I see, that is indeed frustrating.

> Once every Mac shipped with a Retina display, there was no need to retain that compromise, because you already get high resolution so you may as well get color accuracy too.

I believe that is Apple's position, and it may be valid for their own high-DPI displays. However, it overlooks the fact that most external monitors, especially typical office displays, are still far from retina pixel densities. Even on a relatively good 27" 4K panel, text on macOS looks noticably worse than on Windows or Linux. Then again, that's likely compounded by the lack of fractional scaling. Unless you're using a 5-6K external display, you aren't hitting 250+ PPI to get crisp text at all.

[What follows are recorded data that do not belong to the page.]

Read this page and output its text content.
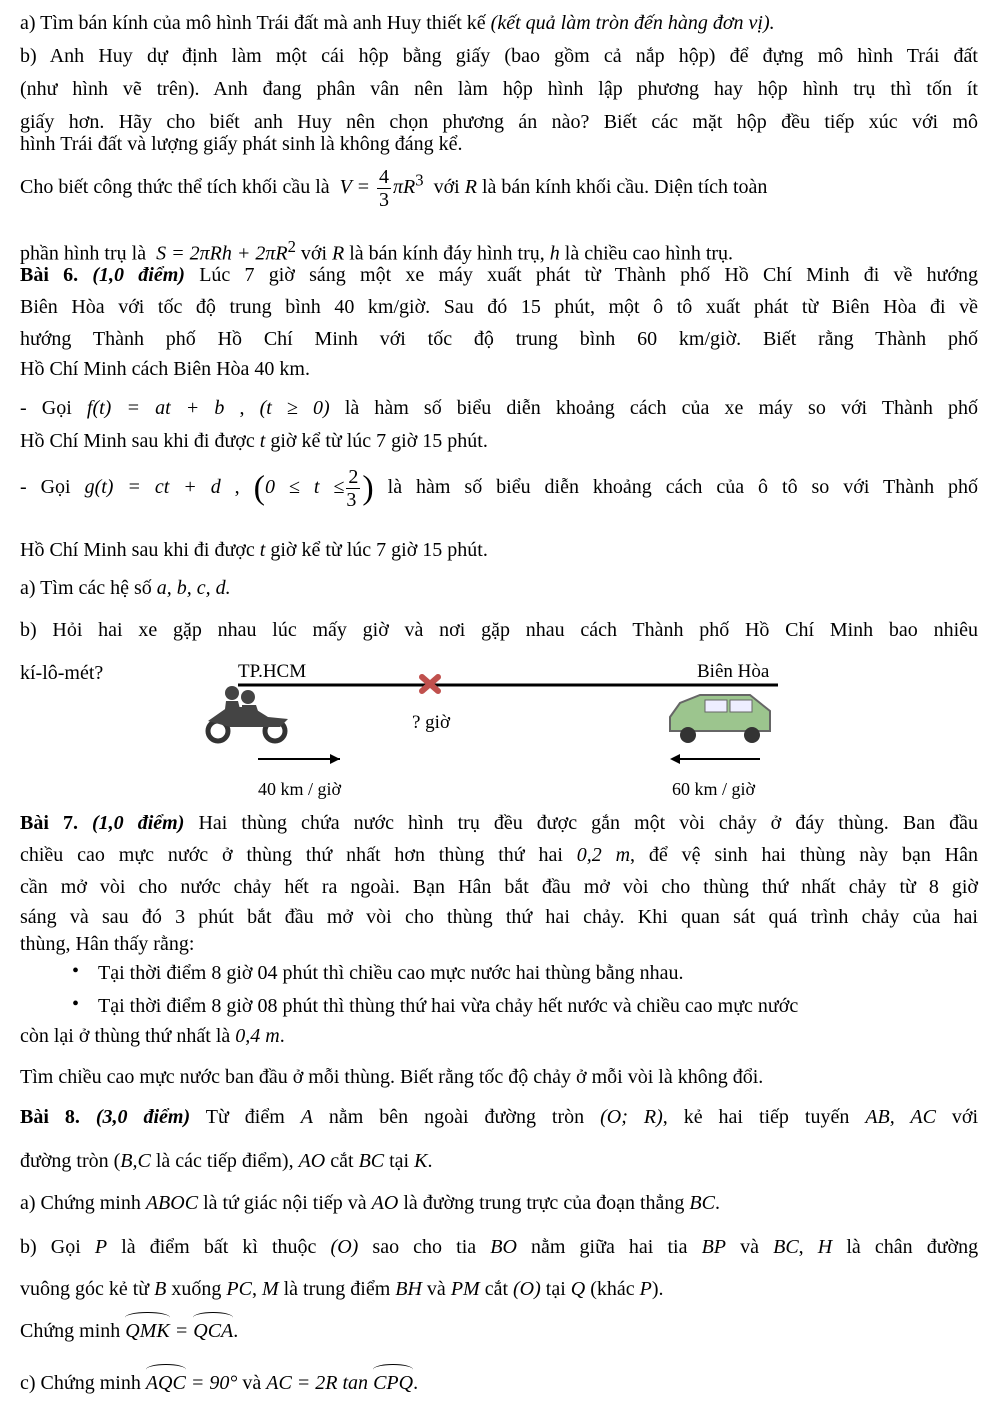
a) Tìm bán kính của mô hình Trái đất mà anh Huy thiết kế (kết quả làm tròn đến hàng đơn vị).
b) Anh Huy dự định làm một cái hộp bằng giấy (bao gồm cả nắp hộp) để đựng mô hình Trái đất
(như hình vẽ trên). Anh đang phân vân nên làm hộp hình lập phương hay hộp hình trụ thì tốn ít
giấy hơn. Hãy cho biết anh Huy nên chọn phương án nào? Biết các mặt hộp đều tiếp xúc với mô
hình Trái đất và lượng giấy phát sinh là không đáng kể.
Cho biết công thức thể tích khối cầu là  $V = \frac{4}{3} \pi R^3$ với R là bán kính khối cầu. Diện tích toàn
phần hình trụ là  $S = 2\pi Rh + 2\pi R^2$ với R là bán kính đáy hình trụ, h là chiều cao hình trụ.
Bài 6. (1,0 điểm) Lúc 7 giờ sáng một xe máy xuất phát từ Thành phố Hồ Chí Minh đi về hướng
Biên Hòa với tốc độ trung bình 40 km/giờ. Sau đó 15 phút, một ô tô xuất phát từ Biên Hòa đi về
hướng Thành phố Hồ Chí Minh với tốc độ trung bình 60 km/giờ. Biết rằng Thành phố
Hồ Chí Minh cách Biên Hòa 40 km.
- Gọi f(t) = at + b , (t ≥ 0) là hàm số biểu diễn khoảng cách của xe máy so với Thành phố
Hồ Chí Minh sau khi đi được t giờ kể từ lúc 7 giờ 15 phút.
- Gọi g(t) = ct + d , ($0 \le t \le \frac{2}{3}$ ) là hàm số biểu diễn khoảng cách của ô tô so với Thành phố
Hồ Chí Minh sau khi đi được t giờ kể từ lúc 7 giờ 15 phút.
a) Tìm các hệ số a, b, c, d.
b) Hỏi hai xe gặp nhau lúc mấy giờ và nơi gặp nhau cách Thành phố Hồ Chí Minh bao nhiêu
kí-lô-mét?	TP.HCM	Biên Hòa
? giờ
40 km / giờ	60 km / giờ
Bài 7. (1,0 điểm) Hai thùng chứa nước hình trụ đều được gắn một vòi chảy ở đáy thùng. Ban đầu
chiều cao mực nước ở thùng thứ nhất hơn thùng thứ hai 0,2 m, để vệ sinh hai thùng này bạn Hân
cần mở vòi cho nước chảy hết ra ngoài. Bạn Hân bắt đầu mở vòi cho thùng thứ nhất chảy từ 8 giờ
sáng và sau đó 3 phút bắt đầu mở vòi cho thùng thứ hai chảy. Khi quan sát quá trình chảy của hai
thùng, Hân thấy rằng:
• Tại thời điểm 8 giờ 04 phút thì chiều cao mực nước hai thùng bằng nhau.
• Tại thời điểm 8 giờ 08 phút thì thùng thứ hai vừa chảy hết nước và chiều cao mực nước
còn lại ở thùng thứ nhất là 0,4 m.
Tìm chiều cao mực nước ban đầu ở mỗi thùng. Biết rằng tốc độ chảy ở mỗi vòi là không đổi.
Bài 8. (3,0 điểm) Từ điểm A nằm bên ngoài đường tròn (O; R), kẻ hai tiếp tuyến AB, AC với
đường tròn (B,C là các tiếp điểm), AO cắt BC tại K.
a) Chứng minh ABOC là tứ giác nội tiếp và AO là đường trung trực của đoạn thẳng BC.
b) Gọi P là điểm bất kì thuộc (O) sao cho tia BO nằm giữa hai tia BP và BC, H là chân đường
vuông góc kẻ từ B xuống PC, M là trung điểm BH và PM cắt (O) tại Q (khác P).
Chứng minh QMK = QCA.
c) Chứng minh AQC = 90° và AC = 2R tan CPQ.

> I will note macOS still enables by default a feature called "stem darkening" (incorrectly called "font smoothing" in macOS Settings) that also looks fairly awful to my eye, and seems itself a legacy from the low-DPI days.

Yea, I've seen quite the range of stem darkening implementations. Skipping proper gamma-correct blending in many doesn't help.

The really annoying thing nowadays is renderers attempting to apply subpixel rendering to panels that aren't even RGB/BGR in the first place.

Apple's laptop displays are 220 PPI, not anywhere near 250+. None of their other Mac displays are 250+ PPI.

> The really annoying thing nowadays is renderers attempting to apply subpixel rendering to panels that aren't even RGB/BGR in the first place.

Oh yes, I know a Bayer advocate. And things like WOLED are also a thing.